Wenn du jemals zugesehen hast, wie ein Agent einen Befehl ausführt, den du nicht erwartet hast, und dir ist das Herz in die Hose gerutscht, dann ist das Container-Modell die Antwort. Der Kompromiss: vorerst nur macOS (Apple Silicon) und Linux, nur Desktop, und du schleppst Docker mit dir herum.
Omnara und Cursor: die Handy-zuerst-Optionen
Die meisten dieser Tools gehen davon aus, dass du am Schreibtisch sitzt. Zwei nicht.
Omnara ist von Grund auf mobil gedacht. Native iOS- und Android-Apps, du startest Agenten, beobachtest sie, beantwortest ihre Fragen und bestätigst Änderungen vom Handy aus, mit einem Sprachmodus obendrauf. Es umhüllt dein bestehendes Claude Code oder Codex, statt selbst irgendetwas zu isolieren, also denk an eine Fernbedienung, nicht an eine Ausführungsumgebung. Kostenlose Stufe, $9/Monat für unbegrenzt.
Cursors Cloud-Agenten laufen auf Cursors VMs, und du steuerst sie über das Web, eine iOS-App oder Slack. Mächtig, wenn du ohnehin in Cursor lebst, aber es ist Cursors eigener Agenten-Stack und wird nach Verbrauch abgerechnet: ein langer Task kann dich mehrere Dollar kosten, und du brauchst mindestens den Pro-Plan für $20/Monat.
Beide beweisen, dass das Handy inzwischen ein echter Workflow ist, keine Spielerei. Keines von beiden gibt dir eine Desktop-Kommandozentrale dazu.
AgentsRoom: die visuelle Kommandozentrale, am Schreibtisch und am Handy
Volle Transparenz: das sind wir. Also hier die ehrliche Version davon, wo AgentsRoom hinpasst und wo nicht.

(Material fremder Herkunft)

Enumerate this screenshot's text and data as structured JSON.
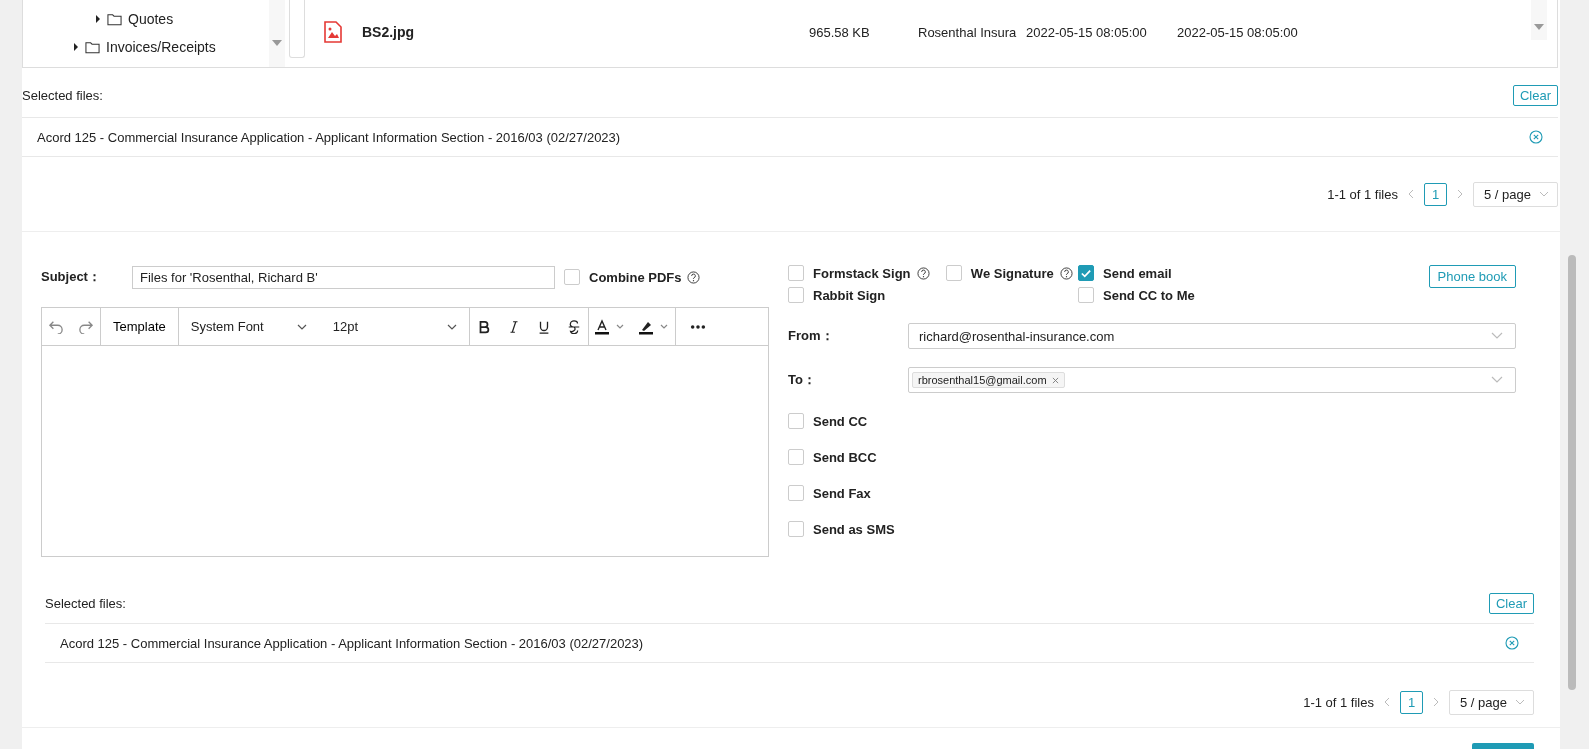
{
  "file_browser": {
    "tree": [
      {
        "children": [
          {
            "label": "Quotes",
            "expanded": false
          }
        ]
      },
      {
        "label": "Invoices/Receipts",
        "expanded": false
      }
    ],
    "files": [
      {
        "name": "BS2.jpg",
        "size": "965.58 KB",
        "owner": "Rosenthal Insura",
        "column_4": "2022-05-15 08:05:00",
        "column_5": "2022-05-15 08:05:00"
      }
    ]
  },
  "selected_top": {
    "label": "Selected files:",
    "clear_button": "Clear",
    "files": [
      "Acord 125 - Commercial Insurance Application - Applicant Information Section - 2016/03 (02/27/2023)"
    ],
    "pagination": {
      "summary": "1-1 of 1 files",
      "pages": [
        {
          "label": "1",
          "selected": true
        }
      ],
      "page_size": "5 / page"
    }
  },
  "compose": {
    "subject_label": "Subject：",
    "subject": "Files for 'Rosenthal, Richard B'",
    "combine_pdfs": {
      "label": "Combine PDFs",
      "checked": false
    },
    "toolbar": {
      "template": "Template",
      "font": "System Font",
      "size": "12pt"
    },
    "signature_options": [
      {
        "label": "Formstack Sign",
        "checked": false,
        "help": true
      },
      {
        "label": "We Signature",
        "checked": false,
        "help": true
      },
      {
        "label": "Rabbit Sign",
        "checked": false,
        "help": false
      }
    ],
    "email_options": [
      {
        "label": "Send email",
        "checked": true
      },
      {
        "label": "Send CC to Me",
        "checked": false
      }
    ],
    "phone_book_button": "Phone book",
    "from_label": "From：",
    "from": "richard@rosenthal-insurance.com",
    "to_label": "To：",
    "to": [
      "rbrosenthal15@gmail.com"
    ],
    "extra_options": [
      {
        "label": "Send CC",
        "checked": false
      },
      {
        "label": "Send BCC",
        "checked": false
      },
      {
        "label": "Send Fax",
        "checked": false
      },
      {
        "label": "Send as SMS",
        "checked": false
      }
    ]
  },
  "selected_bottom": {
    "label": "Selected files:",
    "clear_button": "Clear",
    "files": [
      "Acord 125 - Commercial Insurance Application - Applicant Information Section - 2016/03 (02/27/2023)"
    ],
    "pagination": {
      "summary": "1-1 of 1 files",
      "pages": [
        {
          "label": "1",
          "selected": true
        }
      ],
      "page_size": "5 / page"
    }
  }
}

AgentsRoom ist kein besseres Terminal und kein besserer Worktree-Manager. Es ist die Schicht darüber. Jeder Agent bekommt eine Kachel mit einer Rolle, einem Live-Status-Punkt, seinem Projekt, seinem Terminal und seinen Benachrichtigungen. Der, der auf deine Antwort wartet, wird rot und meldet sich. Du hörst auf, im falschen Pane zu scrollen, und liest stattdessen ein Board, über so viele Projekte, wie du gerade jonglierst.
Drei Dinge heben es von der Liste oben ab, und es sind genau die drei Dinge, die die Terminal-zuerst-Tools auslassen.
Es lässt sieben Provider laufen, nicht zwei: Claude, Codex, Gemini CLI, OpenCode, Aider, Grok Build und Mistral Vibe. Du kannst den Provider eines Agenten mitten im Gespräch wechseln und den Kontext behalten. Der Großteil des Feldes ist Claude und vielleicht noch Codex.
Es hat einen echten mobilen Begleiter, nicht nur Monitoring. Starte einen Agenten, öffne ein Terminal, diktiere einen Prompt, sprich per Sprache mit ihm, alles von deinem Handy, synchronisiert mit deinem Desktop über einen Ende-zu-Ende-verschlüsselten Relay. Omnara macht Mobil gut, hat aber kein Desktop-Cockpit. Conductor und Sculptor haben den Desktop, aber kein Handy.
Es ist für Leute gebaut, die nicht in rohen Logs leben wollen: farbcodierte Rollen, Zähler pro Projekt, klarer Status und Agenten-Teams, die Arbeit von einem Dev-Agenten an einen QA-Agenten übergeben. Ein Solo-Gründer oder ein kleines Studio kann acht Agenten beaufsichtigen, ohne einen einzigen Terminal-Dump zu parsen.
Die Agenten laufen weiterhin lokal als echte CLI-Prozesse, du bringst deinen eigenen Schlüssel mit, und es gibt keinen Token-Aufschlag. Es ist kostenlos für bis zu 3 Projekte mit unbegrenzten Agenten, $9.99/Monat für unbegrenzte Projekte. Mac, Windows und Linux, dazu iOS und Android.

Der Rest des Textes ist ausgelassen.